Na página seguinte, em Poema para o homem contemporâneo, mais uma crítica ao homem e seu tédio, em versos que se confessam políticos, engajados, ao afirmarem ser esse poema a liturgia de um cético que tem como credo “um poema diletante/ que roga à tua carne/ a fratura que os ossos recusaram”, e que “tem uma ambição desmesurada:/ o ressurgimento do homem/ desse tronco de lama”.

As metáforas são realmente uma constante no livro. Metáforas fortes, expressivas como as do poema Taramela moral (p. 82), quando diz que “o facho/ desvirginou o segredo da fechadura;/ trouxe a incerteza/ da parcela do corpo”, e que “do outro lado/ as paredes acenam/ por sombras”, e a humanização nos “lençóis com feição de espera”³. As figuras imagéticas aqui dão vida ao inanimado que personificam características humanas.

Já Le Papillon blessé (p. 108), retrata a fragilidade do homem etéreo e a insignificância em que vive como “borboletas que persistem/ suspensas na cor indistinta do tempo”, mas que “sempre restará o marolar das asas,/ cortejando, com seus signos,/ aquele que, no absurdo da vida, se perceber/ só”.

E para encerrar, um dos melhores poemas do livro, Céu de bombas (p. 92), que transcrevo aqui por inteiro. Um poema forte, de cunho social, falando de guerra e da sensação de estar no meio de uma. Os grifos que encontrarão no poema são meus, para compartilhar com meu leitor os versos, as metáforas e outras figuras que mais me chamaram a atenção e que mais demonstram a força do poema e de seu poeta, como nos versos metafóricos “flashes de bombas” e “estrelas dos profetas cruzaram os céus”, além da bela ironia na última estrofe.
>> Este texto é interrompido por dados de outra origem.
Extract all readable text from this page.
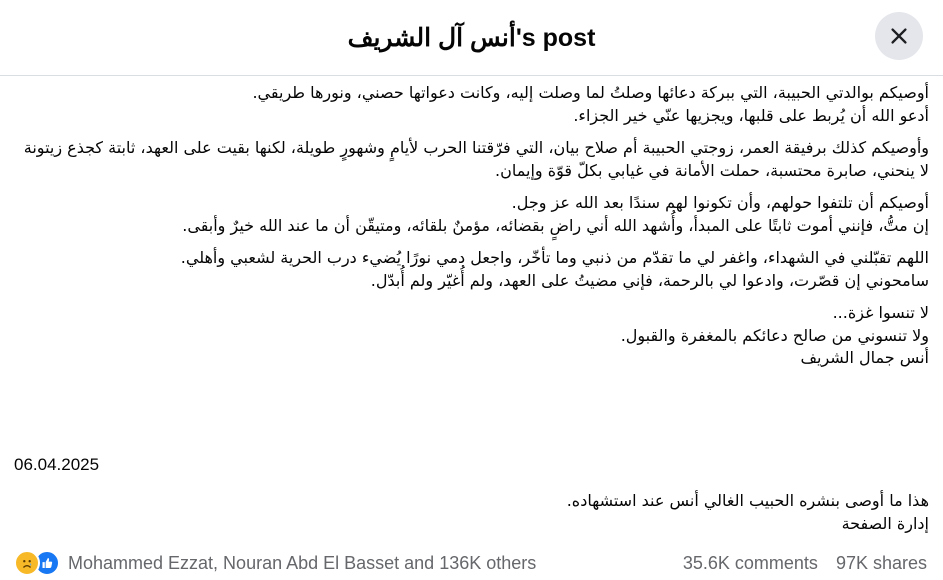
أنس آل الشريف's post
أوصيكم بوالدتي الحبيبة، التي ببركة دعائها وصلتُ لما وصلت إليه، وكانت دعواتها حصني، ونورها طريقي.
أدعو الله أن يُربط على قلبها، ويجزيها عنّي خير الجزاء.
وأوصيكم كذلك برفيقة العمر، زوجتي الحبيبة أم صلاح بيان، التي فرّقتنا الحرب لأيامٍ وشهورٍ طويلة، لكنها بقيت على العهد، ثابتة كجذع زيتونة لا ينحني، صابرة محتسبة، حملت الأمانة في غيابي بكلّ قوّة وإيمان.
أوصيكم أن تلتفوا حولهم، وأن تكونوا لهم سندًا بعد الله عز وجل.
إن متُّ، فإنني أموت ثابتًا على المبدأ، وأُشهد الله أني راضٍ بقضائه، مؤمنٌ بلقائه، ومتيقّن أن ما عند الله خيرٌ وأبقى.
اللهم تقبّلني في الشهداء، واغفر لي ما تقدّم من ذنبي وما تأخّر، واجعل دمي نورًا يُضيء درب الحرية لشعبي وأهلي.
سامحوني إن قصّرت، وادعوا لي بالرحمة، فإني مضيتُ على العهد، ولم أُغيّر ولم أُبدّل.
لا تنسوا غزة...
ولا تنسوني من صالح دعائكم بالمغفرة والقبول.
أنس جمال الشريف
06.04.2025
هذا ما أوصى بنشره الحبيب الغالي أنس عند استشهاده.
إدارة الصفحة
Mohammed Ezzat, Nouran Abd El Basset and 136K others	35.6K comments 97K shares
Vamos ao poema:

Céu de bombas

Não interrompam o cotidiano das serpentes.
Elas não buscam no homem seu veneno.

Por que choras por mim, meu pai?
Cumpri com o que me coube
nessa Gaza de feras.

Em cada criança morta, sacrificada,
um objetivo insano.

Despeço-me do dia
sob flashs e bombas.

Uma fome doentia
molhou teu corpo com meu sangue.

Estrelas dos profetas cruzaram os céus
e pulverizaram os créditos de
minha infância.

A ambição do poder comeu meu destino.
Com a força, roubaram-me o sorriso.

Meu pai, nem sei perguntar por quê.
Não tive tempo de me nutrir de ódio.

Pensando bem, pai,
que as lágrimas partam.

Transpareça a indignação em teu rosto
nas telas indiferente do Mundo.

Sobretudo, crê, pai,
crê no triunfo do olhar da tua filha,
fosco de morte,
voltado para esse lindo céu,
reluzente de bombas,
nessa noite de um domingo de fúria.

Enfim, Rascunhos do absurdo é um livro que impressiona e cativa, dada sua força, já mencionada acima, e sua qualidade de composição. Apesar dos muitos momentos de forte expressividade no uso das palavras e das metáforas, em nenhuma ocasião o autor se excede ou se torna verborrágico, prolixo. Cada figura está em seu devido lugar e cada palavra expressa o que precisa expressar para que o leitor sinta e absorva cada verso.

 
ELIAS NETO, Jorge. Rascunhos do absurdo. Vitória: Flor&Cultura, 2010. 108 p.